The Dead Witness: A Connoisseur’s Collection of Victorian Detective StoriesEdited by Michael Sims
In The Dead Witness, editor Michael Sims collects some excellent well-known and lesser-known examples of Victorian detective fiction, including some by neglected female writers in the genre. The title story, a Gothic-detective hybrid published in Australia in 1866, is the first known detective story by a woman. The collection contains classics from Edgar Allen Poe and Arthur Conan Doyle, as well as forgotten works, such as a story by William E. Burton, republished here for the first time since its original printing in 1837—before Poe's “Murders in the Rue Morgue,” which is generally considered the first true detective story. Each is expertly introduced by Michael Sims, an aficionado of the genre.

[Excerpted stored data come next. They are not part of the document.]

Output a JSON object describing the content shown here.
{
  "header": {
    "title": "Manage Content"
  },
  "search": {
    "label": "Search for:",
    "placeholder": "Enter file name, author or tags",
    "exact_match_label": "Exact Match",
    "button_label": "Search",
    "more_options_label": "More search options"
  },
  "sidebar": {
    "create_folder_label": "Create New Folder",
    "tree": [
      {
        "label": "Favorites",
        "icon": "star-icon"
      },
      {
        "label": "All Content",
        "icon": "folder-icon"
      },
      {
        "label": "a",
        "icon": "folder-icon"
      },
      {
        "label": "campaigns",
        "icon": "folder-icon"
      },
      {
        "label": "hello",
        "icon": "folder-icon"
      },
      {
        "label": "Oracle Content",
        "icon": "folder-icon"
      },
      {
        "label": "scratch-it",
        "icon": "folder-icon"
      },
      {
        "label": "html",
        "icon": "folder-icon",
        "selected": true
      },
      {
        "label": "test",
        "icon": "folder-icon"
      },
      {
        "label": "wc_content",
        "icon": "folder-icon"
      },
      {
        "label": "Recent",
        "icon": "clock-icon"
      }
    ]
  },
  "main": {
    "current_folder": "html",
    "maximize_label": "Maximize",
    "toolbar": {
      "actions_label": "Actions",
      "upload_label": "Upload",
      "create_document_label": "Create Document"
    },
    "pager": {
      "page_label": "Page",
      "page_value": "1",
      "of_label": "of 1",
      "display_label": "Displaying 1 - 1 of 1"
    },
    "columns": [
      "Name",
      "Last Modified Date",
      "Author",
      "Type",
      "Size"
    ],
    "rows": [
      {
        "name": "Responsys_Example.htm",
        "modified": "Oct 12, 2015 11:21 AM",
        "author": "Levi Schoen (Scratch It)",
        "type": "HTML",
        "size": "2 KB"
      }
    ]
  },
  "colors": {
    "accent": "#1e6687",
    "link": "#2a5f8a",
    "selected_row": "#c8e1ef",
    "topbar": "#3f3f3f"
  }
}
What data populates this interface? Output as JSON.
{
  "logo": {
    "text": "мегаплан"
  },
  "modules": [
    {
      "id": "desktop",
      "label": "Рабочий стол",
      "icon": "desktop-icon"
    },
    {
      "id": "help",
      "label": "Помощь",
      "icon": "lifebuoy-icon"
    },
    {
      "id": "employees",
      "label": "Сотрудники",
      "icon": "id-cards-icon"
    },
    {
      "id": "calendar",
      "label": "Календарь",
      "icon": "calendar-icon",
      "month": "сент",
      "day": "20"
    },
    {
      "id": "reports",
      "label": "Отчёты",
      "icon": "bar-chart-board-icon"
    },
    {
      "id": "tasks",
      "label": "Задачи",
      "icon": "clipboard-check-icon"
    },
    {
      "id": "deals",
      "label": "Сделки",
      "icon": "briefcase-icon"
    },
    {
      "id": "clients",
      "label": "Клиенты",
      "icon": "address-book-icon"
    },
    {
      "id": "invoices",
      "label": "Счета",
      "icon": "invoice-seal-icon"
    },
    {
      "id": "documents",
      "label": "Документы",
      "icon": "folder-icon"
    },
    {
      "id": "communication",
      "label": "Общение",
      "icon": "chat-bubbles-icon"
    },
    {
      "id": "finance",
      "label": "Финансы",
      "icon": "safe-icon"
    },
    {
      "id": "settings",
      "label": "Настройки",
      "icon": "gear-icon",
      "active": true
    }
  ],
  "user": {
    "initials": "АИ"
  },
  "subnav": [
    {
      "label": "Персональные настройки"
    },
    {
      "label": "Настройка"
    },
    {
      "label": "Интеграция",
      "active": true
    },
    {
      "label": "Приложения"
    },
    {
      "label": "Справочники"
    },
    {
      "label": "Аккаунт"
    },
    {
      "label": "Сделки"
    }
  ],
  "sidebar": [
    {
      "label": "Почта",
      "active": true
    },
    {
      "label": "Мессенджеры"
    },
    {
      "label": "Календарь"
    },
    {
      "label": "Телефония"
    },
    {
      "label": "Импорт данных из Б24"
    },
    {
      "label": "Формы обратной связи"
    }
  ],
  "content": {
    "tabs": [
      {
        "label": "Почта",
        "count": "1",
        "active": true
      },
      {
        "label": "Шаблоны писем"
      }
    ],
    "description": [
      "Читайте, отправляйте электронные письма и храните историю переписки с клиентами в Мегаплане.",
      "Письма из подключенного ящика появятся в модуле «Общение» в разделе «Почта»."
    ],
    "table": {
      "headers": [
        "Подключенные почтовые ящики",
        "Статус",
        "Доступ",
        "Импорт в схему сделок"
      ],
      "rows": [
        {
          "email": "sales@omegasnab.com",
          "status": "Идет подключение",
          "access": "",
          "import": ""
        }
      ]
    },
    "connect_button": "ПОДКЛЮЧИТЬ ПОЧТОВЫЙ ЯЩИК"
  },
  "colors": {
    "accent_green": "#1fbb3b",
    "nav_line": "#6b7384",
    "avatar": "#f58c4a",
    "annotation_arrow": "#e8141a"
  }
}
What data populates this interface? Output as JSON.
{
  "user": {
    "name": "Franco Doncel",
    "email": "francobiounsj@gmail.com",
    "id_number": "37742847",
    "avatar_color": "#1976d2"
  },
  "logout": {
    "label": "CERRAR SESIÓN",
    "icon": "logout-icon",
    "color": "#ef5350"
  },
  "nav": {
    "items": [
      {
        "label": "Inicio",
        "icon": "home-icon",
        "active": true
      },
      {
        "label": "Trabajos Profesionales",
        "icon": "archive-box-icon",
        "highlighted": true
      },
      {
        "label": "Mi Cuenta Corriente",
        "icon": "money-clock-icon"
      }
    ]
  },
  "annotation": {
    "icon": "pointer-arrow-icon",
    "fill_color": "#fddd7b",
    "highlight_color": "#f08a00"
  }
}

The Tender Hour of TwilightBy Richard Seaver. Edited by Jeannette Seaver.
Richard Seaver was at the center of literary life in 1950s Paris, establishing the magazine Merlin, and publishing Eugene Ionesco and Jean Genet. He championed Samuel Beckett in an essay that got the attention of Barney Rosset, the editor of Grove Press, which helped bring Beckett to American audiences. It also got Seaver a job at Grove, where he went on to publish Lady Chatterly’s Lover, Tropic of Cancer, Naked Lunch, and other iconic works, often over the objections of censors. Seaver died in 2009 and The Tender Hour of Twilight is his memoir, condensed by his wife from 900 pages of notes he wrote over the course of his life.